I don't know what you think is the issue at hand.  My question was
about when (or if) the lisp thread could yield during a blocking I/O
operation.  You appear to have interpreted that question differently
than I intended, so I attempted to be more explicit about what I meant
by "the lisp thread" and "yielding".

> > the read operation should either use some temporary buffer and copy
> > into the lisp buffer, or wait for data to be ready, then reacquire
> > the GIL before invoking the read syscall with a pointer into the
> > Lisp buffer object.
> Yes, and that's exactly where we will lose: most of the heavy
> processing cannot be done in a separate temporary buffer, because it
> calls functions from the Lisp machine, and those are written assuming
> nothing else is running in the Lisp machine concurrently.  For
> example, take the code which decodes the file's contents we have just
> read.  I encourage you to take a good look at that code (most of it is
> in coding.c) to appreciate the magnitude of the problem.

I believe you. I did mention that the global lock could be (evidently
*must be*) reacquired before the actual call to "read".  There's also
Tromey's comment on

OTOH, I asked the question in order to understand what it means to
give programmers control over asynchronous execution in controlled
ways.  The most basic kind of control I can think of is whether
functions called in that code are expected to behave synchronously or
asynchronously.  And what is a more basic operation, that could be
done synchronously or asynchronously, than reading text from a file.
If something like insert-file-contents can't be performed
asynchronously (not in parallel, just with other code running while
waiting for IO), the scope of what Stefan's effort is going to be very
limited.  Limited to the point of not being very interesting.

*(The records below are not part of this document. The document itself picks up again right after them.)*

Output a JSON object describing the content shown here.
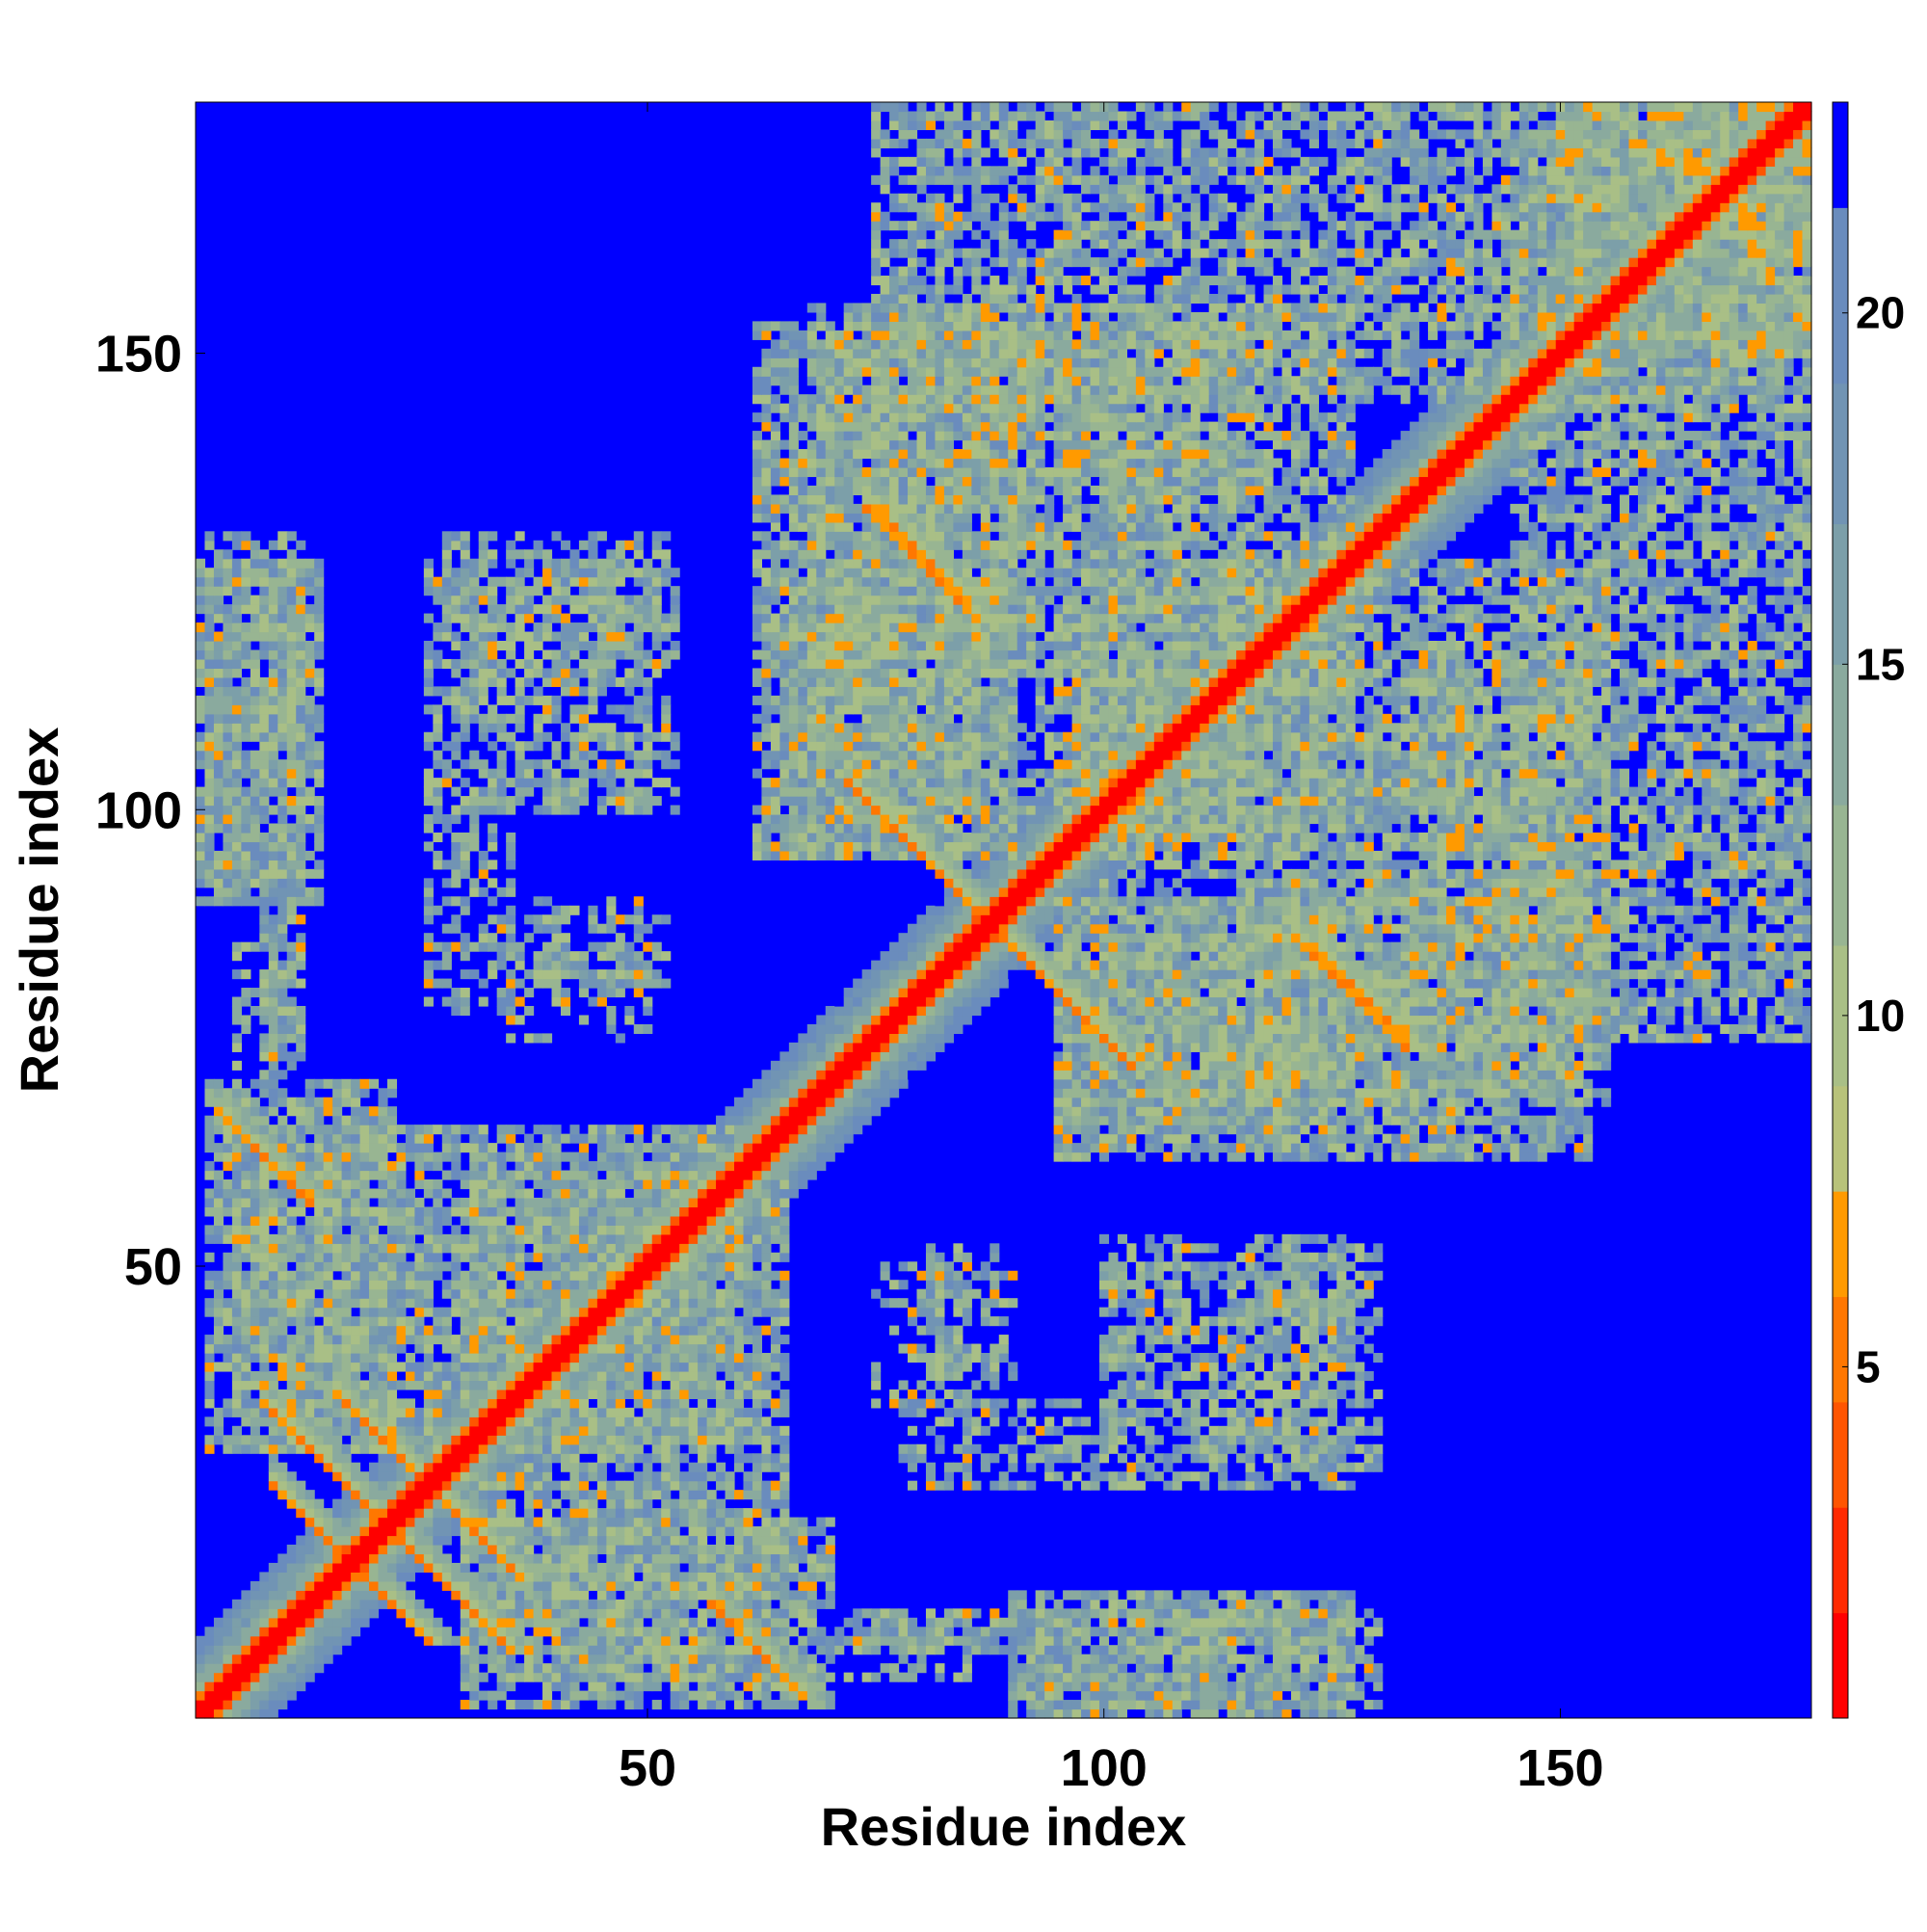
{
  "chart_data": {
    "type": "heatmap",
    "title": "",
    "xlabel": "Residue index",
    "ylabel": "Residue index",
    "xlim": [
      1,
      177
    ],
    "ylim": [
      1,
      177
    ],
    "x_ticks": [
      50,
      100,
      150
    ],
    "y_ticks": [
      50,
      100,
      150
    ],
    "colorbar": {
      "ticks": [
        5,
        10,
        15,
        20
      ],
      "range": [
        0,
        23
      ],
      "levels": [
        {
          "from": 0,
          "to": 1.5,
          "color": "#ff0000"
        },
        {
          "from": 1.5,
          "to": 3,
          "color": "#ff2a00"
        },
        {
          "from": 3,
          "to": 4.5,
          "color": "#ff5500"
        },
        {
          "from": 4.5,
          "to": 6,
          "color": "#ff7700"
        },
        {
          "from": 6,
          "to": 7.5,
          "color": "#ff9a00"
        },
        {
          "from": 7.5,
          "to": 9,
          "color": "#b8c27a"
        },
        {
          "from": 9,
          "to": 11,
          "color": "#a9bf86"
        },
        {
          "from": 11,
          "to": 13,
          "color": "#98b592"
        },
        {
          "from": 13,
          "to": 15,
          "color": "#8aaa9e"
        },
        {
          "from": 15,
          "to": 17,
          "color": "#7c9fa9"
        },
        {
          "from": 17,
          "to": 19,
          "color": "#7194b4"
        },
        {
          "from": 19,
          "to": 21.5,
          "color": "#6a8cbd"
        },
        {
          "from": 21.5,
          "to": 23,
          "color": "#0000ff"
        }
      ]
    },
    "background_value": 23,
    "colors": {
      "far": "#0000ff",
      "diagonal": "#ff0000",
      "contact": "#ff8c00",
      "mid": "#9fbf8a"
    },
    "secondary_structure_bands": [
      {
        "type": "antiparallel",
        "center": [
          13,
          22
        ],
        "half_len": 4
      },
      {
        "type": "antiparallel",
        "center": [
          30,
          22
        ],
        "half_len": 6
      },
      {
        "type": "antiparallel",
        "center": [
          15,
          28
        ],
        "half_len": 7
      },
      {
        "type": "antiparallel",
        "center": [
          62,
          8
        ],
        "half_len": 5
      },
      {
        "type": "antiparallel",
        "center": [
          80,
          127
        ],
        "half_len": 6
      },
      {
        "type": "antiparallel",
        "center": [
          80,
          95
        ],
        "half_len": 8
      },
      {
        "type": "antiparallel",
        "center": [
          95,
          80
        ],
        "half_len": 8
      },
      {
        "type": "antiparallel",
        "center": [
          128,
          80
        ],
        "half_len": 5
      }
    ],
    "contact_blocks": [
      {
        "x": [
          1,
          14
        ],
        "y": [
          90,
          127
        ],
        "density": 0.85
      },
      {
        "x": [
          8,
          12
        ],
        "y": [
          73,
          90
        ],
        "density": 0.7
      },
      {
        "x": [
          26,
          35
        ],
        "y": [
          78,
          127
        ],
        "density": 0.5
      },
      {
        "x": [
          36,
          53
        ],
        "y": [
          100,
          127
        ],
        "density": 0.45
      },
      {
        "x": [
          38,
          52
        ],
        "y": [
          80,
          88
        ],
        "density": 0.45
      },
      {
        "x": [
          62,
          90
        ],
        "y": [
          95,
          153
        ],
        "density": 0.8
      },
      {
        "x": [
          90,
          115
        ],
        "y": [
          100,
          153
        ],
        "density": 0.6
      },
      {
        "x": [
          75,
          180
        ],
        "y": [
          145,
          177
        ],
        "density": 0.7
      },
      {
        "x": [
          160,
          177
        ],
        "y": [
          150,
          177
        ],
        "density": 0.9
      },
      {
        "x": [
          98,
          155
        ],
        "y": [
          95,
          127
        ],
        "density": 0.7
      },
      {
        "x": [
          135,
          145
        ],
        "y": [
          93,
          118
        ],
        "density": 0.55
      },
      {
        "x": [
          115,
          155
        ],
        "y": [
          68,
          93
        ],
        "density": 0.75
      },
      {
        "x": [
          95,
          125
        ],
        "y": [
          65,
          90
        ],
        "density": 0.8
      },
      {
        "x": [
          75,
          90
        ],
        "y": [
          35,
          50
        ],
        "density": 0.4
      },
      {
        "x": [
          100,
          125
        ],
        "y": [
          30,
          50
        ],
        "density": 0.45
      },
      {
        "x": [
          118,
          130
        ],
        "y": [
          28,
          52
        ],
        "density": 0.55
      },
      {
        "x": [
          70,
          85
        ],
        "y": [
          5,
          12
        ],
        "density": 0.4
      },
      {
        "x": [
          93,
          130
        ],
        "y": [
          2,
          12
        ],
        "density": 0.55
      },
      {
        "x": [
          30,
          70
        ],
        "y": [
          2,
          22
        ],
        "density": 0.7
      },
      {
        "x": [
          5,
          60
        ],
        "y": [
          30,
          65
        ],
        "density": 0.8
      }
    ]
  }
}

It's also possible that something could be built on the existing data
structures that doesn't rely on more fine-grained locking.  I just
happened to be reading
today, after seeing this message, and it seemed to me highly relevant
to the problem of concurrent work on a text buffer.  Particularly the
comment "Experience has shown that merging is superior to locking".
Maybe the thing to do to enable asynchronous/concurrent/parallel work
would be to add a new type of buffer, built on the existing one, that
behaves something like a git repo/working copy of the text buffer,
that eventually merges edits, say by windows displaying the buffer
each pulling updates from all the "repos" with checked-out copies.
Then the model for support of asynchronous programming could
encapsulate specifying how to merge and/or handle merge failure.

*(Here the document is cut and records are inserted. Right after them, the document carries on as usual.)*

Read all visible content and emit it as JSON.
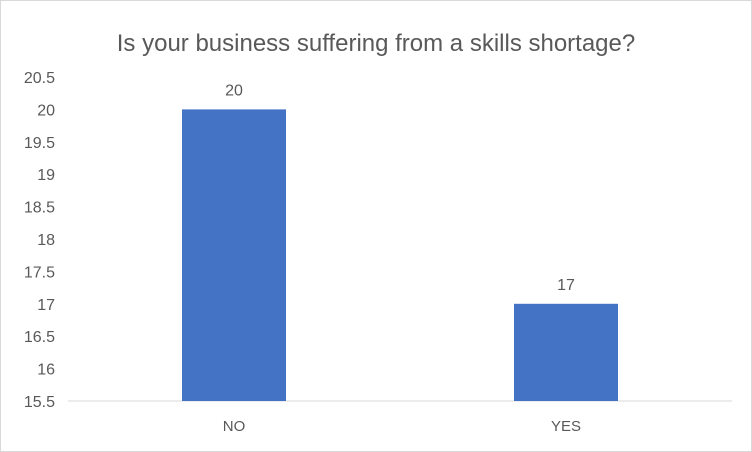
{
  "chart_data": {
    "type": "bar",
    "title": "Is your business suffering from a skills shortage?",
    "categories": [
      "NO",
      "YES"
    ],
    "values": [
      20,
      17
    ],
    "data_labels": [
      "20",
      "17"
    ],
    "ylim": [
      15.5,
      20.5
    ],
    "yticks": [
      "15.5",
      "16",
      "16.5",
      "17",
      "17.5",
      "18",
      "18.5",
      "19",
      "19.5",
      "20",
      "20.5"
    ],
    "grid": false,
    "bar_color": "#4472C4"
  }
}
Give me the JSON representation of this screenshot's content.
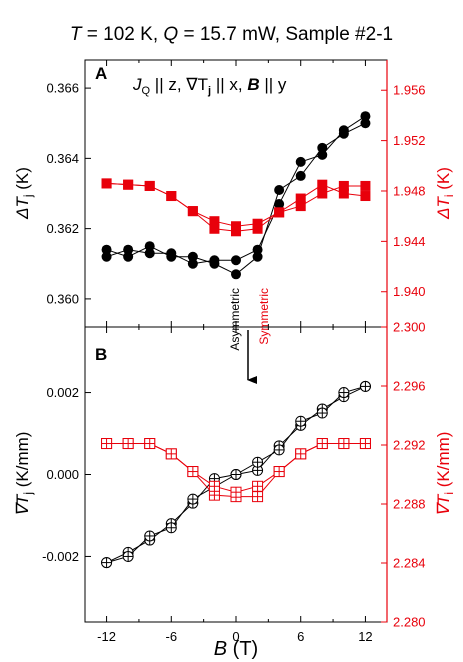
{
  "header": {
    "T_sym": "T",
    "T_val": " = 102 K, ",
    "Q_sym": "Q",
    "Q_val": " = 15.7 mW, Sample #2-1"
  },
  "colors": {
    "black": "#000000",
    "red": "#e8000b"
  },
  "annotations": {
    "asymmetric": "Asymmetric",
    "symmetric": "Symmetric"
  },
  "xaxis": {
    "label_sym": "B",
    "label_unit": " (T)"
  },
  "chart_data": [
    {
      "type": "scatter",
      "panel_letter": "A",
      "annotation_parts": [
        "J",
        "Q",
        " || z, ∇T",
        "j",
        " || x, ",
        "B",
        " || y"
      ],
      "xlim": [
        -14,
        14
      ],
      "xticks": [
        -12,
        -6,
        0,
        6,
        12
      ],
      "xtick_labels": [
        "-12",
        "-6",
        "0",
        "6",
        "12"
      ],
      "left_axis": {
        "label_sym": "ΔT",
        "label_sub": "j",
        "label_unit": " (K)",
        "ylim": [
          0.3592,
          0.3668
        ],
        "ticks": [
          0.36,
          0.362,
          0.364,
          0.366
        ],
        "tick_labels": [
          "0.360",
          "0.362",
          "0.364",
          "0.366"
        ]
      },
      "right_axis": {
        "label_sym": "ΔT",
        "label_sub": "i",
        "label_unit": " (K)",
        "ylim": [
          1.9372,
          1.9584
        ],
        "ticks": [
          1.94,
          1.944,
          1.948,
          1.952,
          1.956
        ],
        "tick_labels": [
          "1.940",
          "1.944",
          "1.948",
          "1.952",
          "1.956"
        ]
      },
      "series": [
        {
          "marker": "filled-circle",
          "axis": "left",
          "color": "#000000",
          "x": [
            -12,
            -10,
            -8,
            -6,
            -4,
            -2,
            0,
            2,
            4,
            6,
            8,
            10,
            12
          ],
          "sweeps": [
            [
              0.3614,
              0.3612,
              0.3615,
              0.3612,
              0.3612,
              0.361,
              0.3607,
              0.3612,
              0.3631,
              0.3635,
              0.3643,
              0.3647,
              0.365
            ],
            [
              0.3612,
              0.3614,
              0.3613,
              0.3613,
              0.361,
              0.3611,
              0.3611,
              0.3614,
              0.3627,
              0.3639,
              0.3641,
              0.3648,
              0.3652
            ]
          ]
        },
        {
          "marker": "filled-square",
          "axis": "right",
          "color": "#e8000b",
          "x": [
            -12,
            -10,
            -8,
            -6,
            -4,
            -2,
            0,
            2,
            4,
            6,
            8,
            10,
            12
          ],
          "sweeps": [
            [
              1.9486,
              1.9485,
              1.9484,
              1.9476,
              1.9464,
              1.9456,
              1.9452,
              1.9454,
              1.9463,
              1.9468,
              1.9478,
              1.9484,
              1.9484
            ],
            [
              1.9486,
              1.9485,
              1.9484,
              1.9476,
              1.9464,
              1.945,
              1.9448,
              1.945,
              1.9463,
              1.9474,
              1.9485,
              1.9478,
              1.9476
            ]
          ]
        }
      ]
    },
    {
      "type": "scatter",
      "panel_letter": "B",
      "xlim": [
        -14,
        14
      ],
      "xticks": [
        -12,
        -6,
        0,
        6,
        12
      ],
      "xtick_labels": [
        "-12",
        "-6",
        "0",
        "6",
        "12"
      ],
      "left_axis": {
        "label_sym": "∇T",
        "label_sub": "j",
        "label_unit": " (K/mm)",
        "ylim": [
          -0.0036,
          0.0036
        ],
        "ticks": [
          -0.002,
          0.0,
          0.002
        ],
        "tick_labels": [
          "-0.002",
          "0.000",
          "0.002"
        ]
      },
      "right_axis": {
        "label_sym": "∇T",
        "label_sub": "i",
        "label_unit": " (K/mm)",
        "ylim": [
          2.28,
          2.3
        ],
        "ticks": [
          2.28,
          2.284,
          2.288,
          2.292,
          2.296,
          2.3
        ],
        "tick_labels": [
          "2.280",
          "2.284",
          "2.288",
          "2.292",
          "2.296",
          "2.300"
        ]
      },
      "series": [
        {
          "marker": "crossed-circle",
          "axis": "left",
          "color": "#000000",
          "x": [
            -12,
            -10,
            -8,
            -6,
            -4,
            -2,
            0,
            2,
            4,
            6,
            8,
            10,
            12
          ],
          "sweeps": [
            [
              -0.00215,
              -0.0019,
              -0.0016,
              -0.0012,
              -0.0007,
              -0.0001,
              0.0,
              0.0001,
              0.0007,
              0.0012,
              0.0016,
              0.0019,
              0.00215
            ],
            [
              -0.00215,
              -0.002,
              -0.0015,
              -0.0013,
              -0.0006,
              -0.0003,
              0.0,
              0.0003,
              0.0006,
              0.0013,
              0.0015,
              0.002,
              0.00215
            ]
          ]
        },
        {
          "marker": "crossed-square",
          "axis": "right",
          "color": "#e8000b",
          "x": [
            -12,
            -10,
            -8,
            -6,
            -4,
            -2,
            0,
            2,
            4,
            6,
            8,
            10,
            12
          ],
          "sweeps": [
            [
              2.2921,
              2.2921,
              2.2921,
              2.2914,
              2.2902,
              2.2886,
              2.2885,
              2.2885,
              2.2902,
              2.2914,
              2.2921,
              2.2921,
              2.2921
            ],
            [
              2.2921,
              2.2921,
              2.2921,
              2.2914,
              2.2902,
              2.2892,
              2.2888,
              2.2892,
              2.2902,
              2.2914,
              2.2921,
              2.2921,
              2.2921
            ]
          ]
        }
      ]
    }
  ]
}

Maybe that would be too expensive, but at least at first, these
distributed buffers would only be used by programs using explicit
asynchronous programming.  Maybe that approach would even be helpful
in dealing with extremely large files or long lines.  We could call it
"merge-oriented programming". :-)

I forgot to mention the concurrent version of the buffer would need a functional representation to avoid copying during the merge.  Something along the lines of Okasaki's purely functional strings, except including all the other components of buffers - overlays, local variables, and whatever else would be implicated.  I don't know if this would require a complete reimplementation of buffers, or if the current implementation could be tweaked to serve as an underlying component of a zippered buffer.

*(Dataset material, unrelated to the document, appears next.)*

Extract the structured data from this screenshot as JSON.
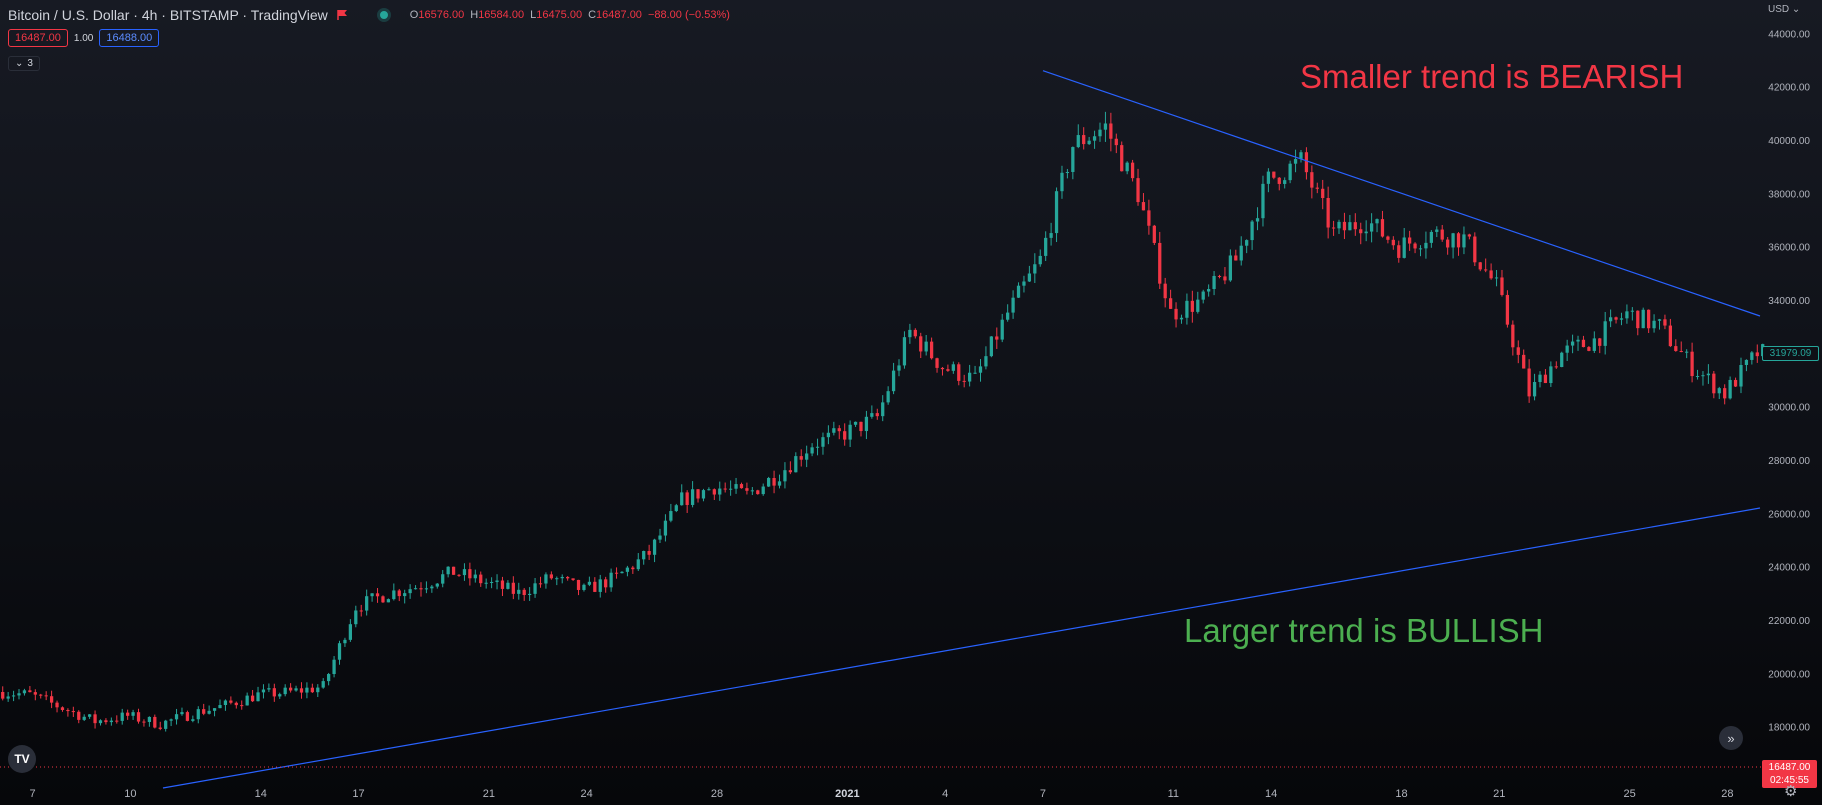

> So the code which can run in parallel with another Lisp thread will be
> able to do only very simple jobs, and will also add overhead due to
> the need of copying stuff from temporary buffers to Lisp objects.

I'm not talking about running in parallel - there is still just one
lisp machine in this hypothetical.

> Of course, we could redesign and reimplement this stuff, but that's a
> lot of non-trivial work.  My assumption was that you are considering
> relatively lightweight changes on top of the existing code, not a
> complete redesign of how these primitives work.

I wasn't considering anything.  I asked a very limited question for
the purpose of giving some hard thought to the language problem Stefan
requested assistance on.  I didn't offer these elaborations because I
have any plans, only to respond to your question "How could it?".
That is a purely hypothetical question.